Escrito em primeira pessoa, Minha Arquitetura é, sim, uma lição de vida. Nele, Niemeyer conta casos e causos, fala dos amigos com a mesma naturalidade com que põe em perspectiva as seis décadas em que projetou 420 obras, edificadas em 18 países.
O curioso é que o maior e mais polêmico arquiteto brasileiro revela, logo na introdução, que dá mais importância à família, aos amigos e ao combate às injustiças do mundo do que à própria arquitetura moderna, que ajudou a construir.

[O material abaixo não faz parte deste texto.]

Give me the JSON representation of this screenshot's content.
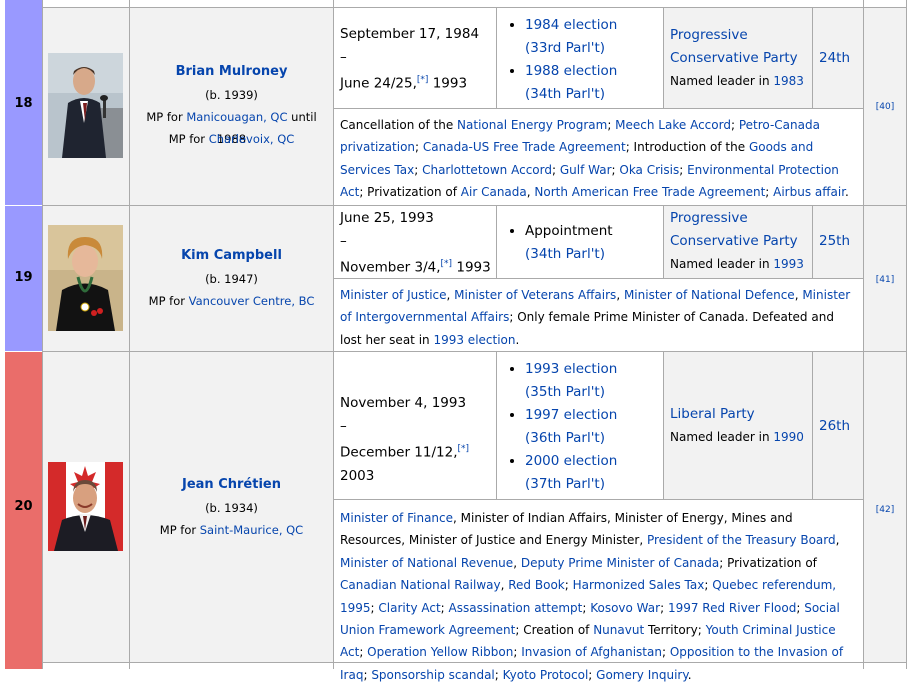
{
  "colors": {
    "pc_party": "#9999ff",
    "liberal_party": "#ea6d6a",
    "link": "#0645ad",
    "cell_bg": "#f2f2f2",
    "border": "#aaaaaa"
  },
  "rows": [
    {
      "number": "18",
      "name": "Brian Mulroney",
      "born": "(b. 1939)",
      "mp_lines": [
        {
          "prefix": "MP for ",
          "link": "Manicouagan, QC",
          "suffix": " until 1988"
        },
        {
          "prefix": "MP for ",
          "link": "Charlevoix, QC",
          "suffix": ""
        }
      ],
      "term_start": "September 17, 1984",
      "term_dash": "–",
      "term_end": "June 24/25,",
      "term_end_sup": "[*]",
      "term_end_year": " 1993",
      "elections": [
        {
          "election": "1984 election",
          "parl": "(33rd Parl't)"
        },
        {
          "election": "1988 election",
          "parl": "(34th Parl't)"
        }
      ],
      "party": "Progressive Conservative Party",
      "leader_prefix": "Named leader in ",
      "leader_year": "1983",
      "ministry": "24th",
      "ref": "[40]",
      "notes": [
        {
          "t": "Cancellation of the ",
          "l": false
        },
        {
          "t": "National Energy Program",
          "l": true
        },
        {
          "t": "; ",
          "l": false
        },
        {
          "t": "Meech Lake Accord",
          "l": true
        },
        {
          "t": "; ",
          "l": false
        },
        {
          "t": "Petro-Canada privatization",
          "l": true
        },
        {
          "t": "; ",
          "l": false
        },
        {
          "t": "Canada-US Free Trade Agreement",
          "l": true
        },
        {
          "t": "; Introduction of the ",
          "l": false
        },
        {
          "t": "Goods and Services Tax",
          "l": true
        },
        {
          "t": "; ",
          "l": false
        },
        {
          "t": "Charlottetown Accord",
          "l": true
        },
        {
          "t": "; ",
          "l": false
        },
        {
          "t": "Gulf War",
          "l": true
        },
        {
          "t": "; ",
          "l": false
        },
        {
          "t": "Oka Crisis",
          "l": true
        },
        {
          "t": "; ",
          "l": false
        },
        {
          "t": "Environmental Protection Act",
          "l": true
        },
        {
          "t": "; Privatization of ",
          "l": false
        },
        {
          "t": "Air Canada",
          "l": true
        },
        {
          "t": ", ",
          "l": false
        },
        {
          "t": "North American Free Trade Agreement",
          "l": true
        },
        {
          "t": "; ",
          "l": false
        },
        {
          "t": "Airbus affair",
          "l": true
        },
        {
          "t": ".",
          "l": false
        }
      ]
    },
    {
      "number": "19",
      "name": "Kim Campbell",
      "born": "(b. 1947)",
      "mp_lines": [
        {
          "prefix": "MP for ",
          "link": "Vancouver Centre, BC",
          "suffix": ""
        }
      ],
      "term_start": "June 25, 1993",
      "term_dash": "–",
      "term_end": "November 3/4,",
      "term_end_sup": "[*]",
      "term_end_year": " 1993",
      "elections": [
        {
          "election": "Appointment",
          "election_plain": true,
          "parl": "(34th Parl't)"
        }
      ],
      "party": "Progressive Conservative Party",
      "leader_prefix": "Named leader in ",
      "leader_year": "1993",
      "ministry": "25th",
      "ref": "[41]",
      "notes": [
        {
          "t": "Minister of Justice",
          "l": true
        },
        {
          "t": ", ",
          "l": false
        },
        {
          "t": "Minister of Veterans Affairs",
          "l": true
        },
        {
          "t": ", ",
          "l": false
        },
        {
          "t": "Minister of National Defence",
          "l": true
        },
        {
          "t": ", ",
          "l": false
        },
        {
          "t": "Minister of Intergovernmental Affairs",
          "l": true
        },
        {
          "t": "; Only female Prime Minister of Canada. Defeated and lost her seat in ",
          "l": false
        },
        {
          "t": "1993 election",
          "l": true
        },
        {
          "t": ".",
          "l": false
        }
      ]
    },
    {
      "number": "20",
      "name": "Jean Chrétien",
      "born": "(b. 1934)",
      "mp_lines": [
        {
          "prefix": "MP for ",
          "link": "Saint-Maurice, QC",
          "suffix": ""
        }
      ],
      "term_start": "November 4, 1993",
      "term_dash": "–",
      "term_end": "December 11/12,",
      "term_end_sup": "[*]",
      "term_end_year": " 2003",
      "elections": [
        {
          "election": "1993 election",
          "parl": "(35th Parl't)"
        },
        {
          "election": "1997 election",
          "parl": "(36th Parl't)"
        },
        {
          "election": "2000 election",
          "parl": "(37th Parl't)"
        }
      ],
      "party": "Liberal Party",
      "leader_prefix": "Named leader in ",
      "leader_year": "1990",
      "ministry": "26th",
      "ref": "[42]",
      "notes": [
        {
          "t": "Minister of Finance",
          "l": true
        },
        {
          "t": ", Minister of Indian Affairs, Minister of Energy, Mines and Resources, Minister of Justice and Energy Minister, ",
          "l": false
        },
        {
          "t": "President of the Treasury Board",
          "l": true
        },
        {
          "t": ", ",
          "l": false
        },
        {
          "t": "Minister of National Revenue",
          "l": true
        },
        {
          "t": ", ",
          "l": false
        },
        {
          "t": "Deputy Prime Minister of Canada",
          "l": true
        },
        {
          "t": "; Privatization of ",
          "l": false
        },
        {
          "t": "Canadian National Railway",
          "l": true
        },
        {
          "t": ", ",
          "l": false
        },
        {
          "t": "Red Book",
          "l": true
        },
        {
          "t": "; ",
          "l": false
        },
        {
          "t": "Harmonized Sales Tax",
          "l": true
        },
        {
          "t": "; ",
          "l": false
        },
        {
          "t": "Quebec referendum, 1995",
          "l": true
        },
        {
          "t": "; ",
          "l": false
        },
        {
          "t": "Clarity Act",
          "l": true
        },
        {
          "t": "; ",
          "l": false
        },
        {
          "t": "Assassination attempt",
          "l": true
        },
        {
          "t": "; ",
          "l": false
        },
        {
          "t": "Kosovo War",
          "l": true
        },
        {
          "t": "; ",
          "l": false
        },
        {
          "t": "1997 Red River Flood",
          "l": true
        },
        {
          "t": "; ",
          "l": false
        },
        {
          "t": "Social Union Framework Agreement",
          "l": true
        },
        {
          "t": "; Creation of ",
          "l": false
        },
        {
          "t": "Nunavut",
          "l": true
        },
        {
          "t": " Territory; ",
          "l": false
        },
        {
          "t": "Youth Criminal Justice Act",
          "l": true
        },
        {
          "t": "; ",
          "l": false
        },
        {
          "t": "Operation Yellow Ribbon",
          "l": true
        },
        {
          "t": "; ",
          "l": false
        },
        {
          "t": "Invasion of Afghanistan",
          "l": true
        },
        {
          "t": "; ",
          "l": false
        },
        {
          "t": "Opposition to the Invasion of Iraq",
          "l": true
        },
        {
          "t": "; ",
          "l": false
        },
        {
          "t": "Sponsorship scandal",
          "l": true
        },
        {
          "t": "; ",
          "l": false
        },
        {
          "t": "Kyoto Protocol",
          "l": true
        },
        {
          "t": "; ",
          "l": false
        },
        {
          "t": "Gomery Inquiry",
          "l": true
        },
        {
          "t": ".",
          "l": false
        }
      ]
    }
  ]
}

Trabalhando inicialmente com Lúcio Costa e, a seguir, com Le Corbusier, o franco-suíço importado pelo ministro Gustavo Capanema para projetar no Rio o Ministério da Educação e Saúde, Niemeyer logo traçou o seu próprio caminho. E o livro ora lançado é muito feliz quando esboça essa trajetória à luz da arquitetura contemporânea e das ideologias que marcaram o século.
Comunista de carteirinha, combatendo o funcionalismo e a rigidez da Bauhaus no mundo das artes plásticas aplicadas, Niemeyer tomou um sem-número de tijoladas estéticas e ideológicas, mas não esmoreceu.
O arquiteto que Le Corbusier dizia ter as montanhas do Rio nos olhos projetou a Pampulha, em Belo Horizonte, o edifício-sede das Nações Unidas, em Nova York, o parque Ibirapuera e o edifício Copan, em São Paulo.
Depois, com JK eleito presidente, se entregou à construção de Brasília, plantando no Planalto Central palácios de formas líricas, que exploram os limites da plasticidade do concreto armado.
Perseguido pelo regime militar, Oscar Niemeyer trabalhou na França, na Itália, em Portugal, na Argélia, em Israel, no Líbano. Hoje, aos 92 anos, Niemeyer segue no seu ofício de criar museus, esculturas e até de escrever livrinhos como Minha Arquitetura, leitura indicada para estudantes da área.
Isso quando os amigos, que ele cultiva com tanto cuidado, não atrapalham o seu trabalho, em busca de dois dedos de prosa. No seu ateliê-cobertura, em Copacabana, o arquiteto, que se define como apenas um desenhista, sempre recebe visitas para falar das coisas simples da vida e nos lembrar de que, diante das estrelas, somos pequenos, muito pequenos.